Lee, Ho Hin; Saunders, Adam M.; Kim, Michael E.; Remedios, Samuel W.; Remedios, Lucas W.; Tang, Yucheng; Yang, Qi; Yu, Xin; Bao, Shunxing; Cho, Chloe; Mawn, Louise A.; Rex, Tonia S.; Schey, Kevin L.; Dewey, Blake E.; Spraggins, Jeffrey M.; Prince, Jerry L.; Huo, Yuankai; Landman, Bennett A. “Super-resolution multi-contrast unbiased eye atlases with deep probabilistic refinement.” Journal of Medical Imaging, vol. 11, no. 6, 2024, 64004, https://doi.org/10.1117/1.JMI.11.6.064004.
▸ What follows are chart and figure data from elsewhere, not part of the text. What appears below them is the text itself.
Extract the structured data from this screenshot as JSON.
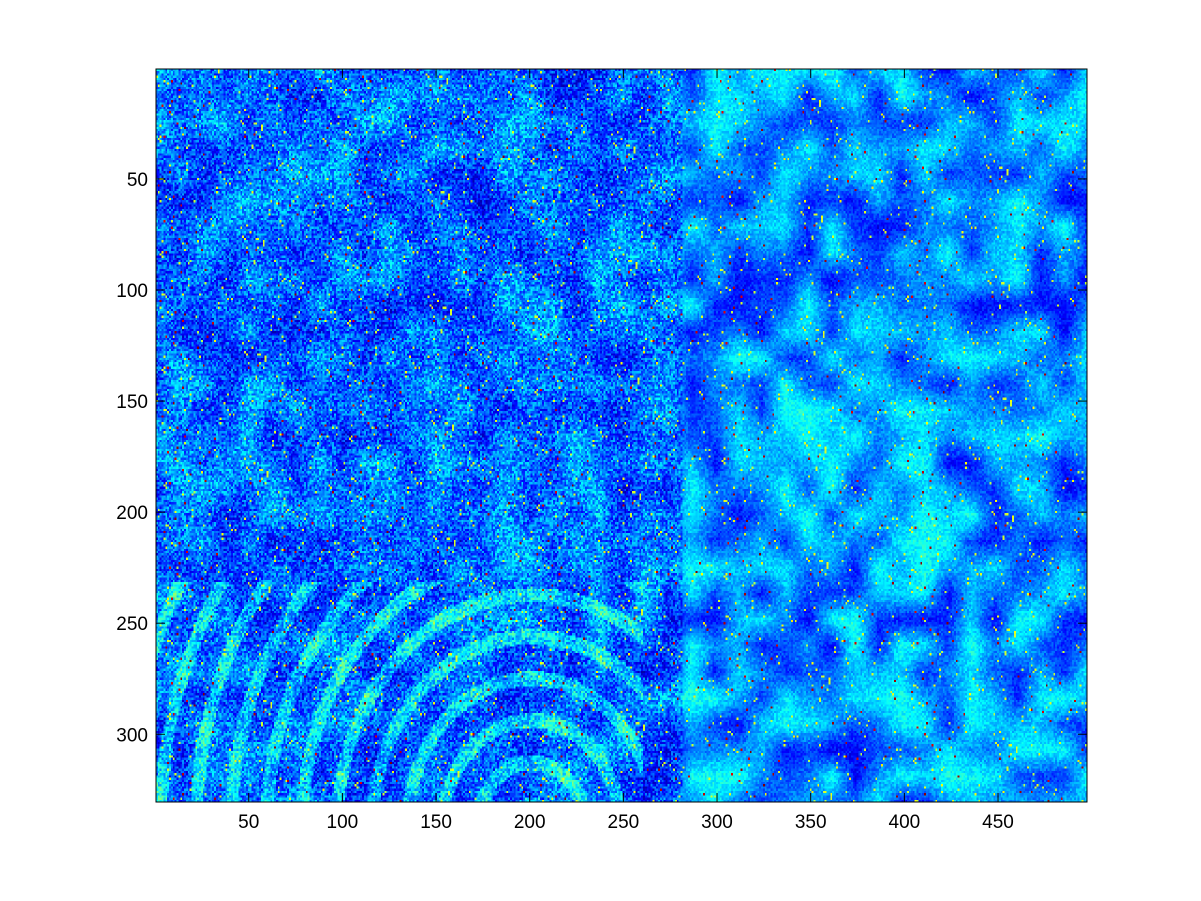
{
  "chart_data": {
    "type": "heatmap",
    "title": "",
    "xlabel": "",
    "ylabel": "",
    "grid": false,
    "colormap": "jet",
    "data_extent": {
      "cols": 497,
      "rows": 330
    },
    "xlim": [
      0.5,
      497.5
    ],
    "ylim": [
      0.5,
      330.5
    ],
    "y_direction": "reverse",
    "xticks": [
      50,
      100,
      150,
      200,
      250,
      300,
      350,
      400,
      450
    ],
    "yticks": [
      50,
      100,
      150,
      200,
      250,
      300
    ],
    "xtick_labels": [
      "50",
      "100",
      "150",
      "200",
      "250",
      "300",
      "350",
      "400",
      "450"
    ],
    "ytick_labels": [
      "50",
      "100",
      "150",
      "200",
      "250",
      "300"
    ],
    "value_distribution": "dominated by dark-to-medium blue (low values), scattered cyan/yellow, sparse red (high values)"
  },
  "colors": {
    "background": "#ffffff",
    "axes_frame": "#000000",
    "jet_low": "#00008f",
    "jet_mid": "#00ffff",
    "jet_high": "#800000"
  }
}
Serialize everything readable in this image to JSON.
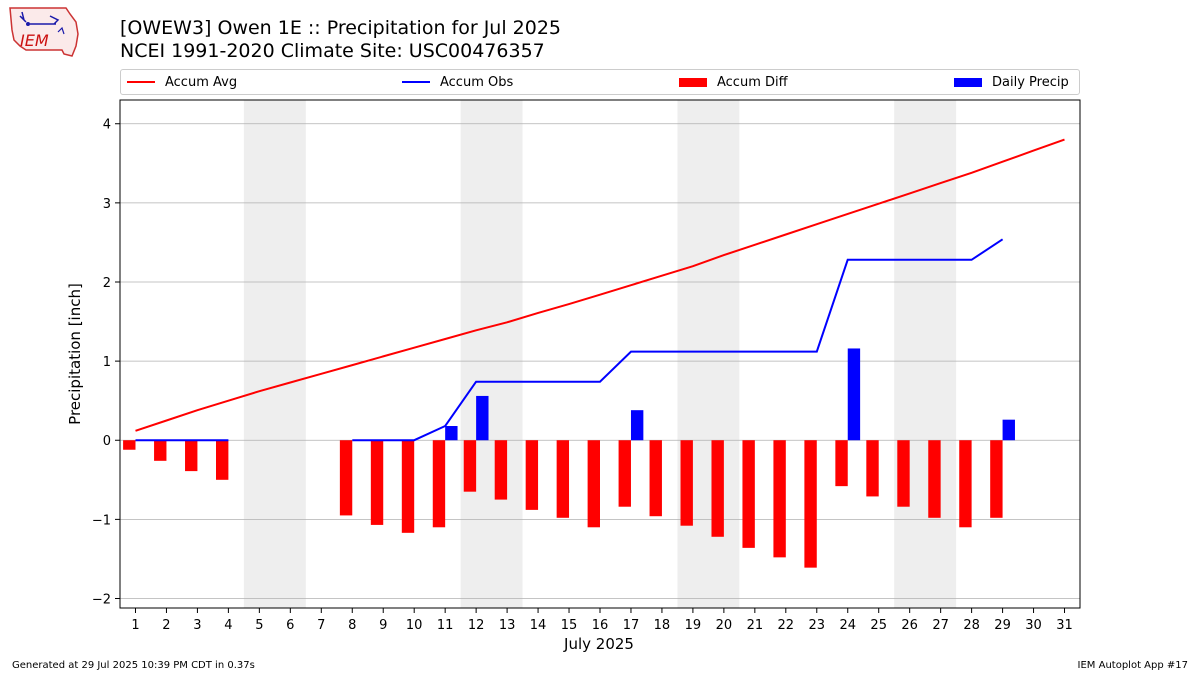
{
  "header": {
    "title": "[OWEW3] Owen 1E :: Precipitation for Jul 2025",
    "subtitle": "NCEI 1991-2020 Climate Site: USC00476357",
    "logo_text": "IEM"
  },
  "legend": {
    "accum_avg": "Accum Avg",
    "accum_obs": "Accum Obs",
    "accum_diff": "Accum Diff",
    "daily_precip": "Daily Precip",
    "placement": "top"
  },
  "footer": {
    "generated": "Generated at 29 Jul 2025 10:39 PM CDT in 0.37s",
    "app": "IEM Autoplot App #17"
  },
  "colors": {
    "avg": "#ff0000",
    "obs": "#0000ff",
    "diff": "#ff0000",
    "daily": "#0000ff",
    "weekend": "#eeeeee",
    "grid": "#b0b0b0"
  },
  "chart_data": {
    "type": "bar",
    "xlabel": "July 2025",
    "ylabel": "Precipitation [inch]",
    "ylim": [
      -2.12,
      4.3
    ],
    "xlim": [
      0.5,
      31.5
    ],
    "grid": true,
    "days": [
      1,
      2,
      3,
      4,
      5,
      6,
      7,
      8,
      9,
      10,
      11,
      12,
      13,
      14,
      15,
      16,
      17,
      18,
      19,
      20,
      21,
      22,
      23,
      24,
      25,
      26,
      27,
      28,
      29,
      30,
      31
    ],
    "y_ticks": [
      -2,
      -1,
      0,
      1,
      2,
      3,
      4
    ],
    "weekend_days": [
      [
        5,
        6
      ],
      [
        12,
        13
      ],
      [
        19,
        20
      ],
      [
        26,
        27
      ]
    ],
    "accum_avg": [
      0.12,
      0.25,
      0.38,
      0.5,
      0.62,
      0.73,
      0.84,
      0.95,
      1.06,
      1.17,
      1.28,
      1.39,
      1.49,
      1.61,
      1.72,
      1.84,
      1.96,
      2.08,
      2.2,
      2.34,
      2.47,
      2.6,
      2.73,
      2.86,
      2.99,
      3.12,
      3.25,
      3.38,
      3.52,
      3.66,
      3.8
    ],
    "accum_obs": [
      0.0,
      0.0,
      0.0,
      0.0,
      null,
      null,
      null,
      0.0,
      0.0,
      0.0,
      0.18,
      0.74,
      0.74,
      0.74,
      0.74,
      0.74,
      1.12,
      1.12,
      1.12,
      1.12,
      1.12,
      1.12,
      1.12,
      2.28,
      2.28,
      2.28,
      2.28,
      2.28,
      2.54,
      null,
      null
    ],
    "accum_diff": [
      -0.12,
      -0.26,
      -0.39,
      -0.5,
      null,
      null,
      null,
      -0.95,
      -1.07,
      -1.17,
      -1.1,
      -0.65,
      -0.75,
      -0.88,
      -0.98,
      -1.1,
      -0.84,
      -0.96,
      -1.08,
      -1.22,
      -1.36,
      -1.48,
      -1.61,
      -0.58,
      -0.71,
      -0.84,
      -0.98,
      -1.1,
      -0.98,
      null,
      null
    ],
    "daily_precip": [
      0,
      0,
      0,
      0,
      null,
      null,
      null,
      0,
      0,
      0,
      0.18,
      0.56,
      0,
      0,
      0,
      0,
      0.38,
      0,
      0,
      0,
      0,
      0,
      0,
      1.16,
      0,
      0,
      0,
      0,
      0.26,
      null,
      null
    ]
  }
}
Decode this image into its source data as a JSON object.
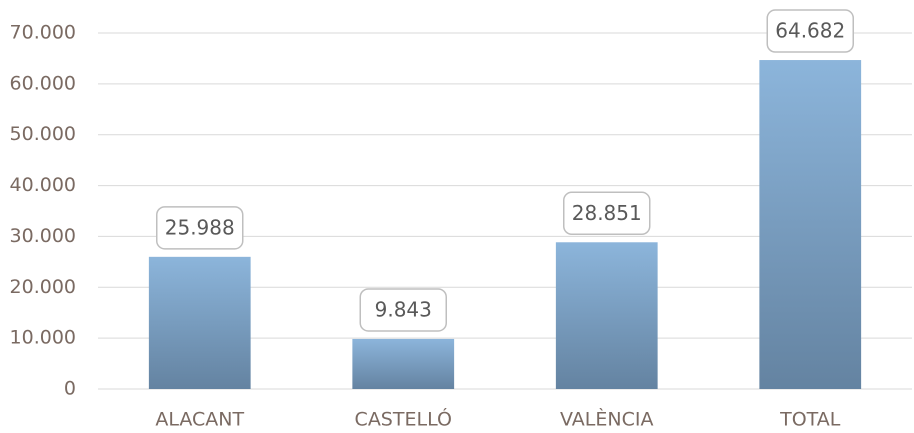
{
  "chart_data": {
    "type": "bar",
    "categories": [
      "ALACANT",
      "CASTELLÓ",
      "VALÈNCIA",
      "TOTAL"
    ],
    "values": [
      25988,
      9843,
      28851,
      64682
    ],
    "value_labels": [
      "25.988",
      "9.843",
      "28.851",
      "64.682"
    ],
    "color": "#7fa6cb",
    "ylim": [
      0,
      70000
    ],
    "yticks": [
      0,
      {
        "value": 10000,
        "label": "10.000"
      },
      {
        "value": 20000,
        "label": "20.000"
      },
      {
        "value": 30000,
        "label": "30.000"
      },
      {
        "value": 40000,
        "label": "40.000"
      },
      {
        "value": 50000,
        "label": "50.000"
      },
      {
        "value": 60000,
        "label": "60.000"
      },
      {
        "value": 70000,
        "label": "70.000"
      }
    ],
    "grid": true
  }
}
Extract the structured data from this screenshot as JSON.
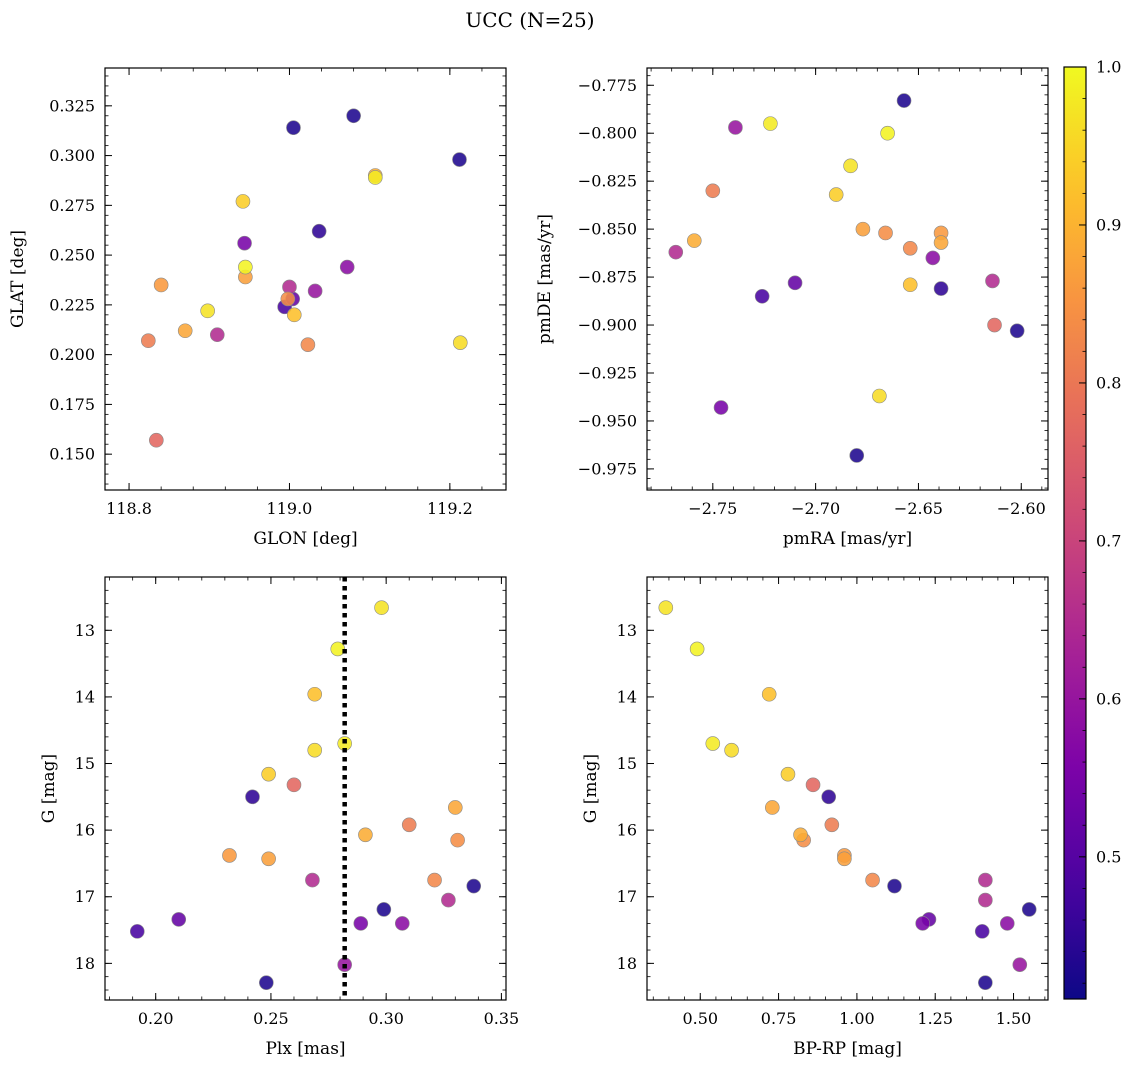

The shape and structure of eyes can vary significantly from person to person, especially in areas like the eye socket and optic nerve. These variations make it difficult to create a standard, accurate map of the eye that works for everyone. To address this challenge, we propose a new method for creating detailed and unbiased eye maps. First, we use a deep learning technique to improve the quality of scans that lack detail, turning lower-resolution images into clearer ones. We then create an initial reference map using scans from a small group of people and adjust additional scans from other individuals to fit this reference map. To refine the map further, we apply an advanced machine learning technique, which helps better align the boundaries of eye structures. This approach was tested using MRI scans, creating four different eye maps based on various tissue types.
The results showed that by refining the reference map with enough scans, our method significantly improved the accuracy of how the eye’s structures were aligned, compared to traditional methods. This improvement was confirmed through statistical tests, demonstrating that our approach better matched the shapes of eye organs. In conclusion, by combining techniques like improving scan quality and using deep learning models, we have developed a more accurate and standardized way to create eye maps that can be applied to a diverse population. This method overcomes the natural variation in eye shapes and provides a reliable reference for both research and medical applications.
Fig. 1
Representative in-plane (axial, first row) and through-plane (coronal, second row and sagittal, third row) slices for four MRI tissue contrast from four different subjects. The coronal and sagittal through-plane slices are lower resolution than the axial in-plane slices and are visualized with nearest-neighbor interpolation. The relatively lower resolution limits our ability to distinguish organs and generalize anatomical characteristics across populations.